「怠け者」は緊急時に備える予備要因!

「怠け者」にも存在意義があった――。

蟻の研究をしている北海道大学大学院農学研究院の長谷川英祐准教授によると、蟻のコロニー(巣)の中には働き者の蟻と怠け者の蟻がいて、怠け者蟻の割合は常に2~3割になっているそうです。

興味深いのは、働き者蟻だけを取り出してコロニー(巣)をつくったところ、そのうちの2割が怠け者蟻になるということ。働き者蟻が怠け者蟻に変化するのです。

それは、なぜか?

長谷川さんの研究によれば、2割の怠け者蟻がいる理由、それは蟻のコロニーの場合、外敵(蟻の天敵)から攻撃を受けた時に緊急対応できるよう温存しているというのです。怠け者蟻はいわば「予備要員」というわけです。稼働していないように見えて、スタンバイOKなのです。

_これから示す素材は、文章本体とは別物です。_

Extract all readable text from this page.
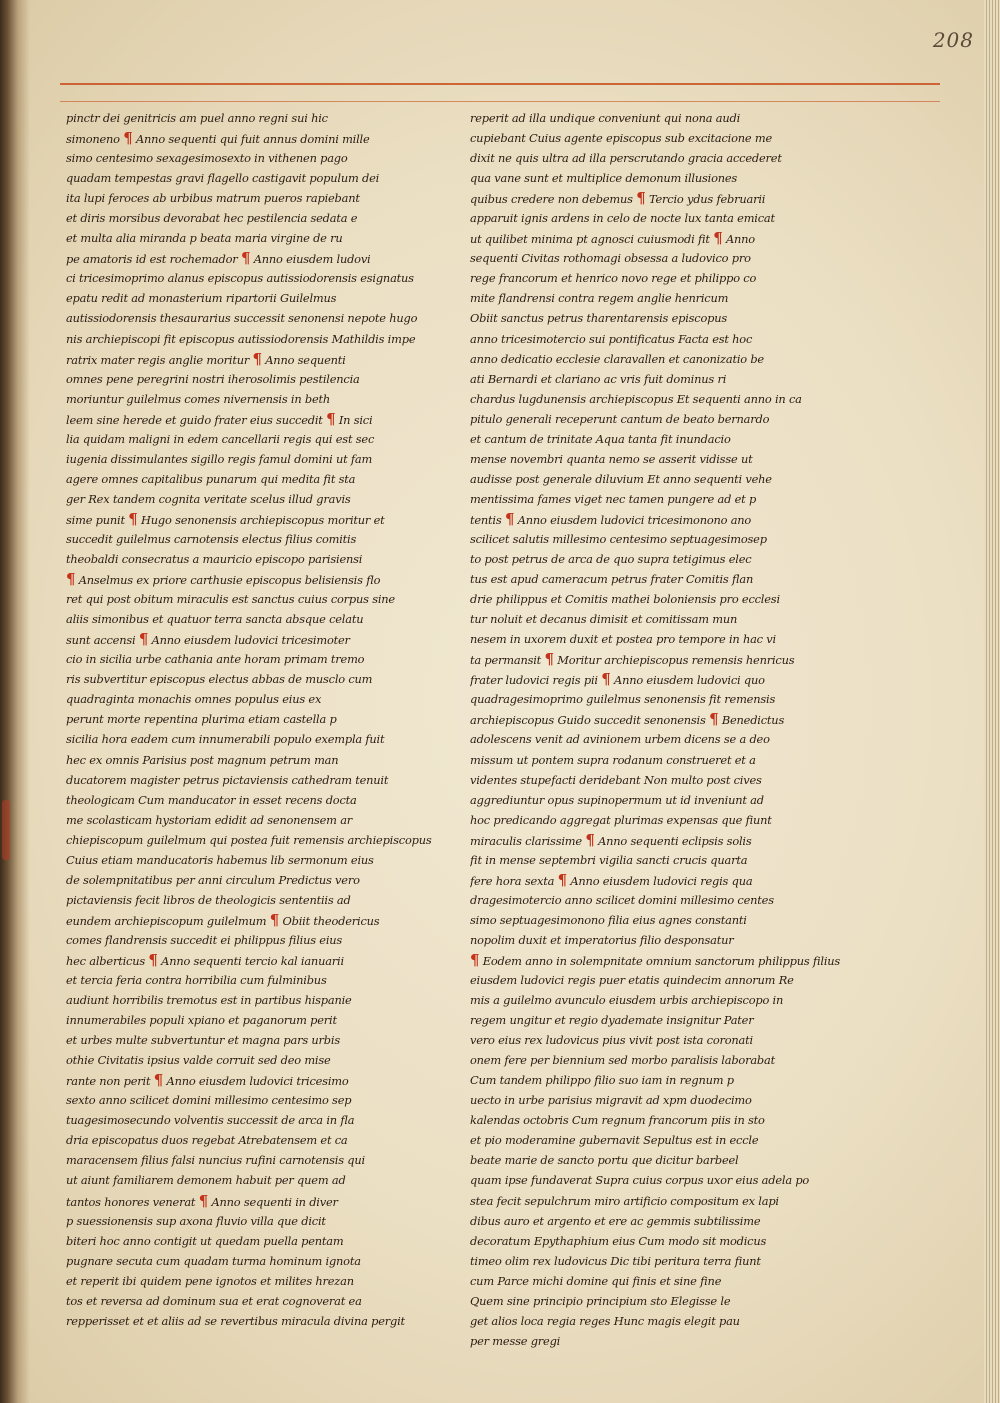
208
pinctr dei genitricis am puel anno regni sui hic
simoneno ¶ Anno sequenti qui fuit annus domini mille
simo centesimo sexagesimosexto in vithenen pago
quadam tempestas gravi flagello castigavit populum dei
ita lupi feroces ab urbibus matrum pueros rapiebant
et diris morsibus devorabat hec pestilencia sedata e
et multa alia miranda p beata maria virgine de ru
pe amatoris id est rochemador ¶ Anno eiusdem ludovi
ci tricesimoprimo alanus episcopus autissiodorensis esignatus
epatu redit ad monasterium ripartorii Guilelmus
autissiodorensis thesaurarius successit senonensi nepote hugo
nis archiepiscopi fit episcopus autissiodorensis Mathildis impe
ratrix mater regis anglie moritur ¶ Anno sequenti
omnes pene peregrini nostri iherosolimis pestilencia
moriuntur guilelmus comes nivernensis in beth
leem sine herede et guido frater eius succedit ¶ In sici
lia quidam maligni in edem cancellarii regis qui est sec
iugenia dissimulantes sigillo regis famul domini ut fam
agere omnes capitalibus punarum qui medita fit sta
ger Rex tandem cognita veritate scelus illud gravis
sime punit ¶ Hugo senonensis archiepiscopus moritur et
succedit guilelmus carnotensis electus filius comitis
theobaldi consecratus a mauricio episcopo parisiensi
¶ Anselmus ex priore carthusie episcopus belisiensis flo
ret qui post obitum miraculis est sanctus cuius corpus sine
aliis simonibus et quatuor terra sancta absque celatu
sunt accensi ¶ Anno eiusdem ludovici tricesimoter
cio in sicilia urbe cathania ante horam primam tremo
ris subvertitur episcopus electus abbas de musclo cum
quadraginta monachis omnes populus eius ex
perunt morte repentina plurima etiam castella p
sicilia hora eadem cum innumerabili populo exempla fuit
hec ex omnis Parisius post magnum petrum man
ducatorem magister petrus pictaviensis cathedram tenuit
theologicam Cum manducator in esset recens docta
me scolasticam hystoriam edidit ad senonensem ar
chiepiscopum guilelmum qui postea fuit remensis archiepiscopus
Cuius etiam manducatoris habemus lib sermonum eius
de solempnitatibus per anni circulum Predictus vero
pictaviensis fecit libros de theologicis sententiis ad
eundem archiepiscopum guilelmum ¶ Obiit theodericus
comes flandrensis succedit ei philippus filius eius
hec alberticus ¶ Anno sequenti tercio kal ianuarii
et tercia feria contra horribilia cum fulminibus
audiunt horribilis tremotus est in partibus hispanie
innumerabiles populi xpiano et paganorum perit
et urbes multe subvertuntur et magna pars urbis
othie Civitatis ipsius valde corruit sed deo mise
rante non perit ¶ Anno eiusdem ludovici tricesimo
sexto anno scilicet domini millesimo centesimo sep
tuagesimosecundo volventis successit de arca in fla
dria episcopatus duos regebat Atrebatensem et ca
maracensem filius falsi nuncius rufini carnotensis qui
ut aiunt familiarem demonem habuit per quem ad
tantos honores venerat ¶ Anno sequenti in diver
p suessionensis sup axona fluvio villa que dicit
biteri hoc anno contigit ut quedam puella pentam
pugnare secuta cum quadam turma hominum ignota
et reperit ibi quidem pene ignotos et milites hrezan
tos et reversa ad dominum sua et erat cognoverat ea
repperisset et et aliis ad se revertibus miracula divina pergit
reperit ad illa undique conveniunt qui nona audi
cupiebant Cuius agente episcopus sub excitacione me
dixit ne quis ultra ad illa perscrutando gracia accederet
qua vane sunt et multiplice demonum illusiones
quibus credere non debemus ¶ Tercio ydus februarii
apparuit ignis ardens in celo de nocte lux tanta emicat
ut quilibet minima pt agnosci cuiusmodi fit ¶ Anno
sequenti Civitas rothomagi obsessa a ludovico pro
rege francorum et henrico novo rege et philippo co
mite flandrensi contra regem anglie henricum
Obiit sanctus petrus tharentarensis episcopus
anno tricesimotercio sui pontificatus Facta est hoc
anno dedicatio ecclesie claravallen et canonizatio be
ati Bernardi et clariano ac vris fuit dominus ri
chardus lugdunensis archiepiscopus Et sequenti anno in ca
pitulo generali receperunt cantum de beato bernardo
et cantum de trinitate Aqua tanta fit inundacio
mense novembri quanta nemo se asserit vidisse ut
audisse post generale diluvium Et anno sequenti vehe
mentissima fames viget nec tamen pungere ad et p
tentis ¶ Anno eiusdem ludovici tricesimonono ano
scilicet salutis millesimo centesimo septuagesimosep
to post petrus de arca de quo supra tetigimus elec
tus est apud cameracum petrus frater Comitis flan
drie philippus et Comitis mathei boloniensis pro ecclesi
tur noluit et decanus dimisit et comitissam mun
nesem in uxorem duxit et postea pro tempore in hac vi
ta permansit ¶ Moritur archiepiscopus remensis henricus
frater ludovici regis pii ¶ Anno eiusdem ludovici quo
quadragesimoprimo guilelmus senonensis fit remensis
archiepiscopus Guido succedit senonensis ¶ Benedictus
adolescens venit ad avinionem urbem dicens se a deo
missum ut pontem supra rodanum construeret et a
videntes stupefacti deridebant Non multo post cives
aggrediuntur opus supinopermum ut id inveniunt ad
hoc predicando aggregat plurimas expensas que fiunt
miraculis clarissime ¶ Anno sequenti eclipsis solis
fit in mense septembri vigilia sancti crucis quarta
fere hora sexta ¶ Anno eiusdem ludovici regis qua
dragesimotercio anno scilicet domini millesimo centes
simo septuagesimonono filia eius agnes constanti
nopolim duxit et imperatorius filio desponsatur
¶ Eodem anno in solempnitate omnium sanctorum philippus filius
eiusdem ludovici regis puer etatis quindecim annorum Re
mis a guilelmo avunculo eiusdem urbis archiepiscopo in
regem ungitur et regio dyademate insignitur Pater
vero eius rex ludovicus pius vivit post ista coronati
onem fere per biennium sed morbo paralisis laborabat
Cum tandem philippo filio suo iam in regnum p
uecto in urbe parisius migravit ad xpm duodecimo
kalendas octobris Cum regnum francorum piis in sto
et pio moderamine gubernavit Sepultus est in eccle
beate marie de sancto portu que dicitur barbeel
quam ipse fundaverat Supra cuius corpus uxor eius adela po
stea fecit sepulchrum miro artificio compositum ex lapi
dibus auro et argento et ere ac gemmis subtilissime
decoratum Epythaphium eius Cum modo sit modicus
timeo olim rex ludovicus Dic tibi peritura terra fiunt
cum Parce michi domine qui finis et sine fine
Quem sine principio principium sto Elegisse le
get alios loca regia reges Hunc magis elegit pau
per messe gregi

かくして、蟻の世界では、働き者蟻にも怠け者蟻にも肯定的な生存意図があるということなのです。これは、蟻という個体が持つ“性格“というより、集団組織の力学的な面があるようです。

先日、「羽鳥慎一のモーニングショー」(テレビ朝日系列)で「ビジネスでも同じことが言えるか」とのテーマが番組に出演をしました。

▼ビジネスの世界でも「怠け者」が「エース」になる

人事研修やビジネスコンサルティングの世界には、「2:6:2の法則」といわれているものがあります。

ご存じの方も多いでしょうが、全体のトップ2割がとても働き者で優秀、中間の6割が普通、下位2割はやる気が低下して成果を出さない、という構造が企業の中などで見られるといわれます。

人間組織にも集団の力学として、「下位2割」に蟻と同じような肯定的な生存意図があるかどうかは分かりません。ただ、少なくとも下位2割の力は、「外的要因」によって大きく変化するのは蟻だけではなく、人間も同じではないでしょうか。